Добавить в цитаты Настройки чтения

Страница 2 из 79

– Возьми месяц отпуска, Ларри, – сказал он. – Играй в гольф, съезди куда–нибудь. Приди в себя. Ее ничем не вернешь, но тебе жить дальше… так что поезжай, а когда вернешься – работай как проклятый.

– Я приду завтра и буду работать как проклятый, – сказал я. – Спасибо за все.

– Никаких завтра! – Он даже топнул ногой. – Я хочу, чтобы ты отдыхал месяц… это приказ!

– Чушь! Как раз работа–то мне и нужна, и я буду работать! Завтра увидимся.

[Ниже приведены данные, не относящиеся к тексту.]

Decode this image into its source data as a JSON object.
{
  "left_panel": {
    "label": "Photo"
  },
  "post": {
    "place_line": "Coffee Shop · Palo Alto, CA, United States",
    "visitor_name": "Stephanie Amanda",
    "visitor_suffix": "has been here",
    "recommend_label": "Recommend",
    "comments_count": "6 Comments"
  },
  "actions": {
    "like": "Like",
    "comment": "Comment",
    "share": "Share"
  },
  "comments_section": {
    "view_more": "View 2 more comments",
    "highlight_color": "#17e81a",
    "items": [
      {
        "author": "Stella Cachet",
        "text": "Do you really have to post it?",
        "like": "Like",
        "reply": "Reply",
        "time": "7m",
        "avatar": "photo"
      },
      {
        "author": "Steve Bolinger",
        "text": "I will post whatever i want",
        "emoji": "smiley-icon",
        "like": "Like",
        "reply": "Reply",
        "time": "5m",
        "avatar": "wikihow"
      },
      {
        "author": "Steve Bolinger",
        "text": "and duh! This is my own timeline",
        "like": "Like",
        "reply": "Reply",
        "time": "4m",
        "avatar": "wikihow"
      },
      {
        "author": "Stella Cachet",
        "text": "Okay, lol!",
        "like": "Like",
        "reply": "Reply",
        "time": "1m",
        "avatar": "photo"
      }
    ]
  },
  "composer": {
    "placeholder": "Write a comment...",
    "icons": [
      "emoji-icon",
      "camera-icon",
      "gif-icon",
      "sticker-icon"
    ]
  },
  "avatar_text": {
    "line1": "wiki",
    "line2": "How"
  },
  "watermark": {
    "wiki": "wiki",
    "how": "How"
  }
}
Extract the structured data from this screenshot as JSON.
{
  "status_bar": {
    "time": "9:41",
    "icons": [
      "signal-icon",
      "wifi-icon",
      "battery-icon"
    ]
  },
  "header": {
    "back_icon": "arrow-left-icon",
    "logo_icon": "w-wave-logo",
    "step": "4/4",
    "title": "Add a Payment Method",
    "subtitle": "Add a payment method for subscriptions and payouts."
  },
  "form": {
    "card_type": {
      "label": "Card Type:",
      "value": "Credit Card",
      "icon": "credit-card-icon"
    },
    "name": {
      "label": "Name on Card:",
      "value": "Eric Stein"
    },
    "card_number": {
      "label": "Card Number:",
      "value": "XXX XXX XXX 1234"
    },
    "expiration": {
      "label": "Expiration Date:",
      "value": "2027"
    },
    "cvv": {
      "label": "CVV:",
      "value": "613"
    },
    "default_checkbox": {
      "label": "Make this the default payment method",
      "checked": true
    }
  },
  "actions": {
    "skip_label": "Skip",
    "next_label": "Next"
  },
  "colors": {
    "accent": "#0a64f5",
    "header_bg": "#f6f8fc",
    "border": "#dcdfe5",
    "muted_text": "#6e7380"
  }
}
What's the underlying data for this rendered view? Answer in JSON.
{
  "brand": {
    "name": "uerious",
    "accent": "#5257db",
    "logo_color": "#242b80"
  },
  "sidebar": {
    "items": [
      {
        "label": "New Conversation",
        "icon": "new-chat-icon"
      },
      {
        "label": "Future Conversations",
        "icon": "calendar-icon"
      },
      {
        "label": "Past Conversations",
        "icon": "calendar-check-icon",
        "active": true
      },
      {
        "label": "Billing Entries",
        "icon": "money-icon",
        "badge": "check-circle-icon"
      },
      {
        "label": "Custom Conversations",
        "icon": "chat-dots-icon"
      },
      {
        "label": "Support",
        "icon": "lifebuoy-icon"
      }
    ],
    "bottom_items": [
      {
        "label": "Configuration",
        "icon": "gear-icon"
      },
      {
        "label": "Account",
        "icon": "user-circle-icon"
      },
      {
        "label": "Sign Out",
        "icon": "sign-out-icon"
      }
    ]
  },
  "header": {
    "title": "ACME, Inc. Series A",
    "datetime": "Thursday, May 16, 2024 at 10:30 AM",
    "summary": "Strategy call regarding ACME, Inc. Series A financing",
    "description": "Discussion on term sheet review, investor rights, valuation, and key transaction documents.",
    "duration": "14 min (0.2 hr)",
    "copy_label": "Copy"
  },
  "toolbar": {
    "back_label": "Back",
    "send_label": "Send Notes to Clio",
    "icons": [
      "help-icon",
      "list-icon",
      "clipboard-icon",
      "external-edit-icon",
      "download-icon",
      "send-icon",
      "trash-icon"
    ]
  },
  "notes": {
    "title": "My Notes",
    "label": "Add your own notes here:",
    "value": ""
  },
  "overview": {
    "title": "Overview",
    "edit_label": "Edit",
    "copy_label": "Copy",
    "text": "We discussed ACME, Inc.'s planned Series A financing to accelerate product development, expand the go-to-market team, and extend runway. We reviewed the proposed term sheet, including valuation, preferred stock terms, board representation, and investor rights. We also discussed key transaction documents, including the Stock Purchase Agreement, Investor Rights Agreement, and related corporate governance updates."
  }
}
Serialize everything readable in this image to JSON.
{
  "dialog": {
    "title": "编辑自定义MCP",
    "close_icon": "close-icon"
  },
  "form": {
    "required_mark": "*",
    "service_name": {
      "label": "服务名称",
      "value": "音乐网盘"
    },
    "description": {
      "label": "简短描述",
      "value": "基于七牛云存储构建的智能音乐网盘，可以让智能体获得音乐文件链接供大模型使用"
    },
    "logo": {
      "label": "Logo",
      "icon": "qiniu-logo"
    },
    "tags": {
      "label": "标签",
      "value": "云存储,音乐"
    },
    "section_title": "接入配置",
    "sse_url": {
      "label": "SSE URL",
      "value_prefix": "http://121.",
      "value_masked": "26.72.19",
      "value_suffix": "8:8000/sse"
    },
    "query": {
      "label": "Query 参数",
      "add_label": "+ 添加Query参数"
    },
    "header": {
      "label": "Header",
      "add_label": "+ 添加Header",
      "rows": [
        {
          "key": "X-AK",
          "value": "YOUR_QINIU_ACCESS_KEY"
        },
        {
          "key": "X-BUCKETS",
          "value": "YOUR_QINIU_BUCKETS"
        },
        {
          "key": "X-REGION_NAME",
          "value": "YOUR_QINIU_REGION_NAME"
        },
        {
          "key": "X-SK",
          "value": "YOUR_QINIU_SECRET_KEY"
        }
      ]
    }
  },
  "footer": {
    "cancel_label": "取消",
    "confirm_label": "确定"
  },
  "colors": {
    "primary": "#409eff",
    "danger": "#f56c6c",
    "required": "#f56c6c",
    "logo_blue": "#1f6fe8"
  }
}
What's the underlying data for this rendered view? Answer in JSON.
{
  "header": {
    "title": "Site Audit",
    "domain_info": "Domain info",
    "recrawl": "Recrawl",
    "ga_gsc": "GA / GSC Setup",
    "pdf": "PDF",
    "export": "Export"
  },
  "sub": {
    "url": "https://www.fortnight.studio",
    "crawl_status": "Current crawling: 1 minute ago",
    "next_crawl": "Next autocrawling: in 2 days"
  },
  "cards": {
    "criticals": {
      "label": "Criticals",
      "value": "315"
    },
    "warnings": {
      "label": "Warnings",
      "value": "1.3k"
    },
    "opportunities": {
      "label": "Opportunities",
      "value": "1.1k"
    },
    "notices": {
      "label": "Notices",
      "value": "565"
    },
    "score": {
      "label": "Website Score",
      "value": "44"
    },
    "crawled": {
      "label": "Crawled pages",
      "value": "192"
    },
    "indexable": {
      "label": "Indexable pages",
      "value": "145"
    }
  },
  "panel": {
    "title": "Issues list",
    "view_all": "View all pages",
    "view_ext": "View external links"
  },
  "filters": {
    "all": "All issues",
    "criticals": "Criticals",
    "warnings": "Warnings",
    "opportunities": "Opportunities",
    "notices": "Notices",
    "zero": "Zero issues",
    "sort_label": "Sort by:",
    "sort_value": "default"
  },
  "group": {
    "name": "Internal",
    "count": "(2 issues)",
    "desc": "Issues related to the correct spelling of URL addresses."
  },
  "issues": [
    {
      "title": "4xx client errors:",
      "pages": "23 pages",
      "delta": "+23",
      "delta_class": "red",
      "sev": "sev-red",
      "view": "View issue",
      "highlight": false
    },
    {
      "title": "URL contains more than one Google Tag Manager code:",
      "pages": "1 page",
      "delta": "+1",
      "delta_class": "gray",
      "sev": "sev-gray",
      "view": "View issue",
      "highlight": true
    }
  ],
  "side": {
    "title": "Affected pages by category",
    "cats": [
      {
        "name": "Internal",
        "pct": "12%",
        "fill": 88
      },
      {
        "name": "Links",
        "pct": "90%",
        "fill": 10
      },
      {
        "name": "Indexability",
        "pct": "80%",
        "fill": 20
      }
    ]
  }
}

Я считал свое решение правильным. Разве я смог бы разъезжать по стране, играя в гольф, когда у меня из головы не выходила Джуди? За время своего короткого пребывания в клинике я все обдумал.

Скорлупа треснула и ее не собрать. Чем скорее я снова займусь продажей бриллиантов, тем лучше будет для меня. Я рассуждал ужасно трезво. Такое случается постоянно, говорил я себе. Любимые нами умирают. Те, кто строили планы, возводили воздушные замки, даже говорили торговцам недвижимостью, что решили купить ранчо, обнаруживают, что все пошло прахом и их планы разлетелись вдребезги. Это случается каждый день, – убеждал я себя. Я нашел свою девушку, мы думали о будущем и вот она умерла. Мне тридцать восемь лет. При благоприятных обстоятельствах я могу рассчитывать еще на тридцать восемь. Я сказал себе, что нужно заново строить жизнь, опять браться за работу и, как знать, может быть потом мне встретится девушка, похожая на Джуди, и мы поженимся.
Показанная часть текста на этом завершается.